EU Court Invalidates Privacy Shield

Blanket compliance with GDPR had protected thousands of U.S. companies

Concluding that it does not sufficiently protect data transferred from the EU to the U.S., the EU’s Court of Justice has invalidated the “privacy shield.” 

Related: FTC Cracks Down on Alleged Privacy Shield Pretenders 

The decision, which affects some 5,00 companies, will likely ramp up calls for Congress to pass the data privacy protection legislation both sides have said they support but have failed to agree on. 

The privacy shield replaced the safe harbor agreement that a European Union court invalidated in October 2015 over concerns about the U.S. being able to hold up its end of the agreement given the government surveillance revealed by the Edward Snowden leaks. The voluntary framework requires companies to provide notice of what personal information is being collected and stored, the purposes it is used for, and an “opt out” mechanism.

The shield was a way for those U.S. companies to be considered in compliance with the EU’s General Data Protection Regulation simply by signing on to the shield’s data protection guarantees rather than having to come up with individual policies and agreements to comply with the GDPR protections of cross-border data flows. 

But the court concluded the U.S. was not able to hold up its end of the agreement about protecting that data. 

The Department of Commerce said Thursday (July 16) that it is reviewing the decision but that, in the meantime, it will continue to administer the Privacy Shield program, including processing submissions for self-certification and re-certification. “Today’s decision does not relieve participating organizations of their Privacy Shield obligations,” it said.

The FCC under former chairman Tom Wheeler approved privacy rules, but they were invalidated by the Congress despite pushback by privacy groups and Democrats who called for a privacy “bill of rights.” 

Related: FCC, FTC Chairs Defend Privacy Rules Rollback

“In the view of the Court, the limitations on the protection of personal data arising from the domestic law of the United States on the access and use by US public authorities of such data transferred from the European Union to that third country, which the Commission assessed in Decision 2016/1250, are not circumscribed in a way that satisfies requirements that are essentially equivalent to those required under EU law,” the decision held. 

The European Union gave a thumbs up to the EU-U.S. Privacy Shield in its first annual review back in 2017, though the annual report said it could still use some work.

“While the Department of Commerce is deeply disappointed that the court appears to have invalidated the European Commission’s adequacy decision underlying the EU-U.S. Privacy Shield, we are still studying the decision to fully understand its practical impacts,” said Secretary Wilbur Ross in a statement. “We have been and will remain in close contact with the European Commission and European Data Protection Board on this matter and hope to be able to limit the negative consequences to the $7.1 trillion transatlantic economic relationship that is so vital to our respective citizens, companies, and governments.
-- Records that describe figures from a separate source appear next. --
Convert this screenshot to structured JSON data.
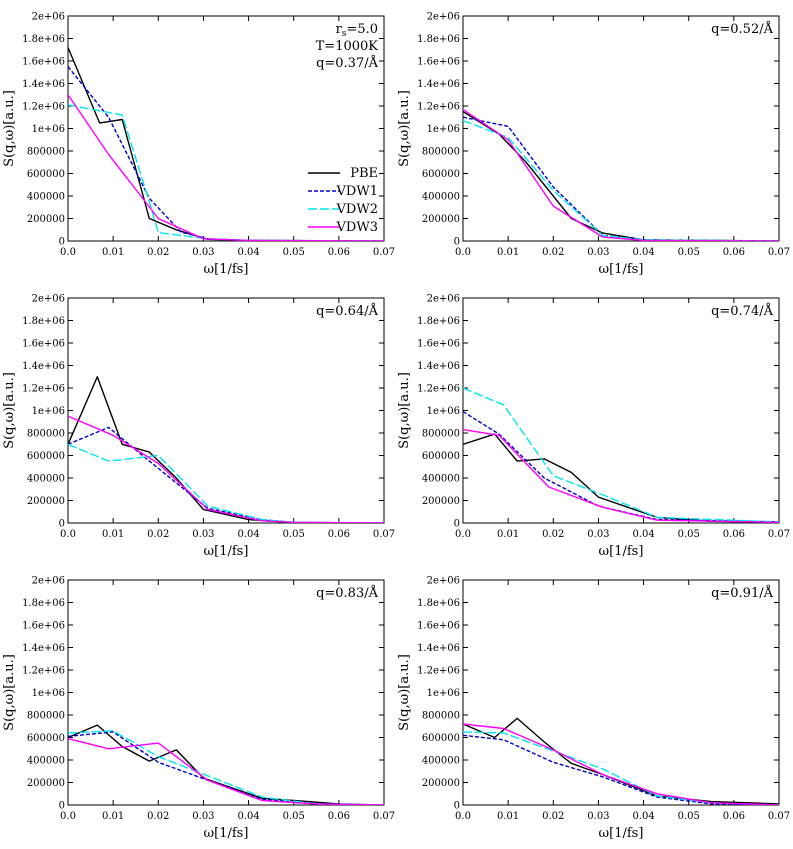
{
  "figure": {
    "legend": [
      {
        "name": "PBE",
        "color": "#000000",
        "dash": "solid"
      },
      {
        "name": "VDW1",
        "color": "#0000cc",
        "dash": "dashed"
      },
      {
        "name": "VDW2",
        "color": "#00e5ee",
        "dash": "longdash"
      },
      {
        "name": "VDW3",
        "color": "#ff00ff",
        "dash": "solid"
      }
    ]
  },
  "chart_data": [
    {
      "type": "line",
      "annotation": [
        "r_s=5.0",
        "T=1000K",
        "q=0.37/Å"
      ],
      "xlabel": "ω[1/fs]",
      "ylabel": "S(q,ω)[a.u.]",
      "xlim": [
        0,
        0.07
      ],
      "ylim": [
        0,
        2000000
      ],
      "xticks": [
        "0.0",
        "0.01",
        "0.02",
        "0.03",
        "0.04",
        "0.05",
        "0.06",
        "0.07"
      ],
      "yticks": [
        "0",
        "200000",
        "400000",
        "600000",
        "800000",
        "1e+06",
        "1.2e+06",
        "1.4e+06",
        "1.6e+06",
        "1.8e+06",
        "2e+06"
      ],
      "legend_position": "right-middle",
      "series": [
        {
          "name": "PBE",
          "x": [
            0,
            0.007,
            0.012,
            0.018,
            0.024,
            0.031,
            0.04,
            0.07
          ],
          "y": [
            1720000,
            1050000,
            1080000,
            200000,
            100000,
            15000,
            5000,
            0
          ]
        },
        {
          "name": "VDW1",
          "x": [
            0,
            0.009,
            0.018,
            0.025,
            0.031,
            0.04,
            0.07
          ],
          "y": [
            1550000,
            1100000,
            380000,
            80000,
            20000,
            5000,
            0
          ]
        },
        {
          "name": "VDW2",
          "x": [
            0,
            0.012,
            0.018,
            0.02,
            0.031,
            0.04,
            0.07
          ],
          "y": [
            1210000,
            1120000,
            350000,
            75000,
            20000,
            5000,
            0
          ]
        },
        {
          "name": "VDW3",
          "x": [
            0,
            0.009,
            0.02,
            0.03,
            0.04,
            0.07
          ],
          "y": [
            1300000,
            770000,
            200000,
            20000,
            5000,
            0
          ]
        }
      ]
    },
    {
      "type": "line",
      "annotation": [
        "q=0.52/Å"
      ],
      "xlabel": "ω[1/fs]",
      "ylabel": "S(q,ω)[a.u.]",
      "xlim": [
        0,
        0.07
      ],
      "ylim": [
        0,
        2000000
      ],
      "xticks": [
        "0.0",
        "0.01",
        "0.02",
        "0.03",
        "0.04",
        "0.05",
        "0.06",
        "0.07"
      ],
      "yticks": [
        "0",
        "200000",
        "400000",
        "600000",
        "800000",
        "1e+06",
        "1.2e+06",
        "1.4e+06",
        "1.6e+06",
        "1.8e+06",
        "2e+06"
      ],
      "series": [
        {
          "name": "PBE",
          "x": [
            0,
            0.008,
            0.014,
            0.024,
            0.031,
            0.04,
            0.07
          ],
          "y": [
            1150000,
            950000,
            700000,
            200000,
            70000,
            10000,
            0
          ]
        },
        {
          "name": "VDW1",
          "x": [
            0,
            0.01,
            0.02,
            0.031,
            0.04,
            0.07
          ],
          "y": [
            1100000,
            1020000,
            480000,
            50000,
            10000,
            0
          ]
        },
        {
          "name": "VDW2",
          "x": [
            0,
            0.01,
            0.02,
            0.031,
            0.04,
            0.07
          ],
          "y": [
            1070000,
            920000,
            450000,
            50000,
            10000,
            0
          ]
        },
        {
          "name": "VDW3",
          "x": [
            0,
            0.01,
            0.02,
            0.031,
            0.04,
            0.07
          ],
          "y": [
            1170000,
            900000,
            310000,
            35000,
            5000,
            0
          ]
        }
      ]
    },
    {
      "type": "line",
      "annotation": [
        "q=0.64/Å"
      ],
      "xlabel": "ω[1/fs]",
      "ylabel": "S(q,ω)[a.u.]",
      "xlim": [
        0,
        0.07
      ],
      "ylim": [
        0,
        2000000
      ],
      "xticks": [
        "0.0",
        "0.01",
        "0.02",
        "0.03",
        "0.04",
        "0.05",
        "0.06",
        "0.07"
      ],
      "yticks": [
        "0",
        "200000",
        "400000",
        "600000",
        "800000",
        "1e+06",
        "1.2e+06",
        "1.4e+06",
        "1.6e+06",
        "1.8e+06",
        "2e+06"
      ],
      "series": [
        {
          "name": "PBE",
          "x": [
            0,
            0.0065,
            0.012,
            0.018,
            0.024,
            0.03,
            0.04,
            0.05,
            0.07
          ],
          "y": [
            700000,
            1300000,
            700000,
            630000,
            400000,
            120000,
            30000,
            5000,
            0
          ]
        },
        {
          "name": "VDW1",
          "x": [
            0,
            0.009,
            0.018,
            0.031,
            0.043,
            0.05,
            0.07
          ],
          "y": [
            700000,
            850000,
            550000,
            130000,
            30000,
            5000,
            0
          ]
        },
        {
          "name": "VDW2",
          "x": [
            0,
            0.009,
            0.02,
            0.031,
            0.043,
            0.05,
            0.07
          ],
          "y": [
            700000,
            550000,
            600000,
            150000,
            30000,
            5000,
            0
          ]
        },
        {
          "name": "VDW3",
          "x": [
            0,
            0.01,
            0.02,
            0.031,
            0.043,
            0.05,
            0.07
          ],
          "y": [
            950000,
            780000,
            530000,
            120000,
            20000,
            5000,
            0
          ]
        }
      ]
    },
    {
      "type": "line",
      "annotation": [
        "q=0.74/Å"
      ],
      "xlabel": "ω[1/fs]",
      "ylabel": "S(q,ω)[a.u.]",
      "xlim": [
        0,
        0.07
      ],
      "ylim": [
        0,
        2000000
      ],
      "xticks": [
        "0.0",
        "0.01",
        "0.02",
        "0.03",
        "0.04",
        "0.05",
        "0.06",
        "0.07"
      ],
      "yticks": [
        "0",
        "200000",
        "400000",
        "600000",
        "800000",
        "1e+06",
        "1.2e+06",
        "1.4e+06",
        "1.6e+06",
        "1.8e+06",
        "2e+06"
      ],
      "series": [
        {
          "name": "PBE",
          "x": [
            0,
            0.007,
            0.012,
            0.018,
            0.024,
            0.03,
            0.043,
            0.055,
            0.07
          ],
          "y": [
            700000,
            790000,
            550000,
            570000,
            450000,
            230000,
            50000,
            15000,
            10000
          ]
        },
        {
          "name": "VDW1",
          "x": [
            0,
            0.008,
            0.018,
            0.03,
            0.043,
            0.07
          ],
          "y": [
            990000,
            790000,
            400000,
            150000,
            30000,
            10000
          ]
        },
        {
          "name": "VDW2",
          "x": [
            0,
            0.009,
            0.02,
            0.031,
            0.043,
            0.07
          ],
          "y": [
            1200000,
            1050000,
            420000,
            250000,
            50000,
            10000
          ]
        },
        {
          "name": "VDW3",
          "x": [
            0,
            0.008,
            0.019,
            0.031,
            0.043,
            0.07
          ],
          "y": [
            830000,
            780000,
            320000,
            140000,
            25000,
            5000
          ]
        }
      ]
    },
    {
      "type": "line",
      "annotation": [
        "q=0.83/Å"
      ],
      "xlabel": "ω[1/fs]",
      "ylabel": "S(q,ω)[a.u.]",
      "xlim": [
        0,
        0.07
      ],
      "ylim": [
        0,
        2000000
      ],
      "xticks": [
        "0.0",
        "0.01",
        "0.02",
        "0.03",
        "0.04",
        "0.05",
        "0.06",
        "0.07"
      ],
      "yticks": [
        "0",
        "200000",
        "400000",
        "600000",
        "800000",
        "1e+06",
        "1.2e+06",
        "1.4e+06",
        "1.6e+06",
        "1.8e+06",
        "2e+06"
      ],
      "series": [
        {
          "name": "PBE",
          "x": [
            0,
            0.0065,
            0.012,
            0.018,
            0.024,
            0.03,
            0.043,
            0.05,
            0.06,
            0.07
          ],
          "y": [
            600000,
            710000,
            520000,
            390000,
            490000,
            240000,
            60000,
            40000,
            10000,
            0
          ]
        },
        {
          "name": "VDW1",
          "x": [
            0,
            0.01,
            0.02,
            0.031,
            0.043,
            0.055,
            0.07
          ],
          "y": [
            610000,
            650000,
            380000,
            220000,
            50000,
            10000,
            0
          ]
        },
        {
          "name": "VDW2",
          "x": [
            0,
            0.01,
            0.02,
            0.031,
            0.043,
            0.055,
            0.07
          ],
          "y": [
            640000,
            660000,
            430000,
            260000,
            70000,
            10000,
            0
          ]
        },
        {
          "name": "VDW3",
          "x": [
            0,
            0.009,
            0.02,
            0.031,
            0.043,
            0.055,
            0.07
          ],
          "y": [
            590000,
            500000,
            550000,
            220000,
            40000,
            10000,
            0
          ]
        }
      ]
    },
    {
      "type": "line",
      "annotation": [
        "q=0.91/Å"
      ],
      "xlabel": "ω[1/fs]",
      "ylabel": "S(q,ω)[a.u.]",
      "xlim": [
        0,
        0.07
      ],
      "ylim": [
        0,
        2000000
      ],
      "xticks": [
        "0.0",
        "0.01",
        "0.02",
        "0.03",
        "0.04",
        "0.05",
        "0.06",
        "0.07"
      ],
      "yticks": [
        "0",
        "200000",
        "400000",
        "600000",
        "800000",
        "1e+06",
        "1.2e+06",
        "1.4e+06",
        "1.6e+06",
        "1.8e+06",
        "2e+06"
      ],
      "series": [
        {
          "name": "PBE",
          "x": [
            0,
            0.007,
            0.012,
            0.018,
            0.024,
            0.031,
            0.043,
            0.055,
            0.07
          ],
          "y": [
            720000,
            600000,
            770000,
            560000,
            370000,
            270000,
            80000,
            30000,
            10000
          ]
        },
        {
          "name": "VDW1",
          "x": [
            0,
            0.009,
            0.02,
            0.031,
            0.043,
            0.055,
            0.07
          ],
          "y": [
            620000,
            580000,
            380000,
            250000,
            70000,
            10000,
            0
          ]
        },
        {
          "name": "VDW2",
          "x": [
            0,
            0.009,
            0.02,
            0.031,
            0.043,
            0.055,
            0.07
          ],
          "y": [
            650000,
            640000,
            480000,
            320000,
            80000,
            20000,
            0
          ]
        },
        {
          "name": "VDW3",
          "x": [
            0,
            0.009,
            0.02,
            0.031,
            0.043,
            0.055,
            0.07
          ],
          "y": [
            720000,
            680000,
            490000,
            270000,
            100000,
            20000,
            0
          ]
        }
      ]
    }
  ]
}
Data flows are essential not just to tech companies—but to businesses of all sizes in every sector. As our economies continue their post-COVID-19 recovery, it is critical that companies—including the 5,300+ current Privacy Shield participants—be able to transfer data without interruption, consistent with the strong protections offered by Privacy Shield.” 
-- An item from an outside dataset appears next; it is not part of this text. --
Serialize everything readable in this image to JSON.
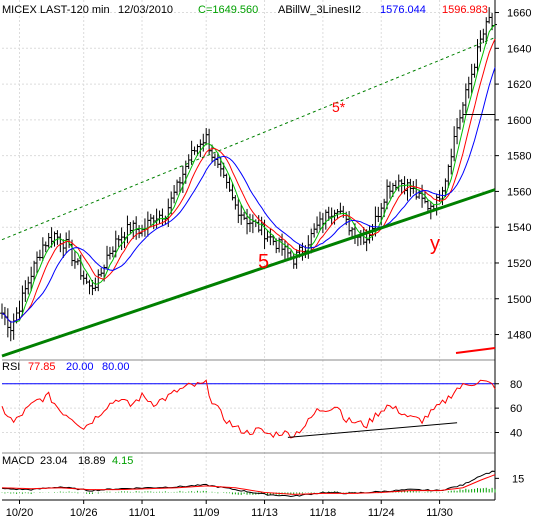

“The interruption of transatlantic data flows resulting from this decision is a significant setback for all businesses and industries in the U.S. and EU who relied on Privacy Shield and hampers their ability to conduct day-to-day operations—everything from accessing the cloud to managing human resources and running payroll,” said ITI president Jason Oxman. “The Court’s decision negatively affects the two economies’ shared efforts to facilitate trade while providing necessary privacy protections for EU citizens.” 

Related: EU Says Privacy Shield is Working

“This decision creates legal uncertainty for the thousands of large and small companies on both sides of the Atlantic that rely on Privacy Shield for their daily commercial data transfers,” said Computer and Communications Industry Association public policy senior manager Alexandre Roure. “We trust that EU and U.S. decision-makers will swiftly develop a sustainable solution, in line with EU law, to ensure the continuation of data flows which underpins the transatlantic economy. We hope enforcement authorities will grant Privacy Shield signatories time to migrate to alternative legal mechanisms.”